Our amended and restated bylaws require us to indemnify and advance expenses to our directors and officers to the fullest extent not prohibited by the Delaware General Corporation Law and other applicable law, except in the case of a proceeding instituted by the director without the approval of our Board. Our amended and restated bylaws also provide that we are required to indemnify our directors and officers, to the fullest extent permitted by law, for all judgments, fines, settlements, legal fees and other expenses incurred in connection with pending or threatened legal proceedings because of the director’s or officer’s positions with us or another entity that the director or officer serves at our request, subject to various conditions, and to advance funds to our directors and officers to enable them to defend against such proceedings. To receive indemnification, the director or officer must have been successful in the legal proceeding or have acted in good faith and in what was reasonably believed to be a lawful manner in our best interest and, with respect to any criminal proceeding, had no reasonable cause to believe his or her conduct was unlawful.
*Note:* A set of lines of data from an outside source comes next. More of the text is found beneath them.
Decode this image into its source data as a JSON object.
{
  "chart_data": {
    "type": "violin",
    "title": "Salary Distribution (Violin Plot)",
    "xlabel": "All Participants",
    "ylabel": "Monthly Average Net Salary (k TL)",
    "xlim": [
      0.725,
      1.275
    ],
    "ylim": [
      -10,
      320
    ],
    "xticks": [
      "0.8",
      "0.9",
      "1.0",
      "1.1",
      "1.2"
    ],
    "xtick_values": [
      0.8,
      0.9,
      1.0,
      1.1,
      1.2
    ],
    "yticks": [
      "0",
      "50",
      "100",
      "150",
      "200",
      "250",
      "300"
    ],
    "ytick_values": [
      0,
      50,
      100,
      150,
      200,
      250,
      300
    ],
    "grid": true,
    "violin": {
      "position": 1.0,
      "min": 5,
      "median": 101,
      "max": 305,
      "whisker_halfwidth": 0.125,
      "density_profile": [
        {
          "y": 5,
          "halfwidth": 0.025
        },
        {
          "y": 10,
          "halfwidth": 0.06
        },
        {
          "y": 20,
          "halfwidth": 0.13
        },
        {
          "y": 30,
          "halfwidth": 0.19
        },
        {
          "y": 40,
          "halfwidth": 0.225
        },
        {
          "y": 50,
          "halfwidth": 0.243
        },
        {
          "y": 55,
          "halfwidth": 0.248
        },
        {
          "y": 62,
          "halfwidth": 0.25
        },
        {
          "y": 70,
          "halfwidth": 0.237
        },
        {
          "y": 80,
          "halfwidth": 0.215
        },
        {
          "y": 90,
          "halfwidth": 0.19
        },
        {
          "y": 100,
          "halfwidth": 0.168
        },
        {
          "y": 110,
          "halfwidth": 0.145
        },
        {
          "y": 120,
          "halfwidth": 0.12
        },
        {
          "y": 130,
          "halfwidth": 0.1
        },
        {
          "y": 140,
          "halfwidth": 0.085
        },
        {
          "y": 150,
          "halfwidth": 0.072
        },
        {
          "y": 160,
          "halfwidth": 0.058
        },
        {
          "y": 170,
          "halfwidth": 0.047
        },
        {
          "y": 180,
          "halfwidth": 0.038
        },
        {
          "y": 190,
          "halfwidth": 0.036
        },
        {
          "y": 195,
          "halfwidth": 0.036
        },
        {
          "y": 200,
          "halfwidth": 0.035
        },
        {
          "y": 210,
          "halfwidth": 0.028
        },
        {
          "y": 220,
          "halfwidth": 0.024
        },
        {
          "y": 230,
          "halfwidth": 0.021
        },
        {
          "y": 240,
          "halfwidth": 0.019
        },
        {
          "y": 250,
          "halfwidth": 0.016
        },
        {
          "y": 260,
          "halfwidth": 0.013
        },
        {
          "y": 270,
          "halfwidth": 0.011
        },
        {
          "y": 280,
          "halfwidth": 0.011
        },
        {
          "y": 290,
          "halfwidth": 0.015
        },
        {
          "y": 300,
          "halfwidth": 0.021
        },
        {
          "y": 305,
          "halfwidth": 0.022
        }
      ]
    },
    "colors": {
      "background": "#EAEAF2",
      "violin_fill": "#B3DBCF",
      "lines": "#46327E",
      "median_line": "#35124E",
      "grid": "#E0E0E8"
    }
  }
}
We have entered into an indemnification agreement with each of our directors and officers. The indemnification agreements provide our directors and officers with contractual rights to the indemnification and expense advancement rights provided under our amended and restated bylaws, as well as contractual rights to additional indemnification as provided in the indemnification agreement.
Transfer Agent and Registrar
Computershare Limited serves as transfer agent and registrar for our Class A common stock.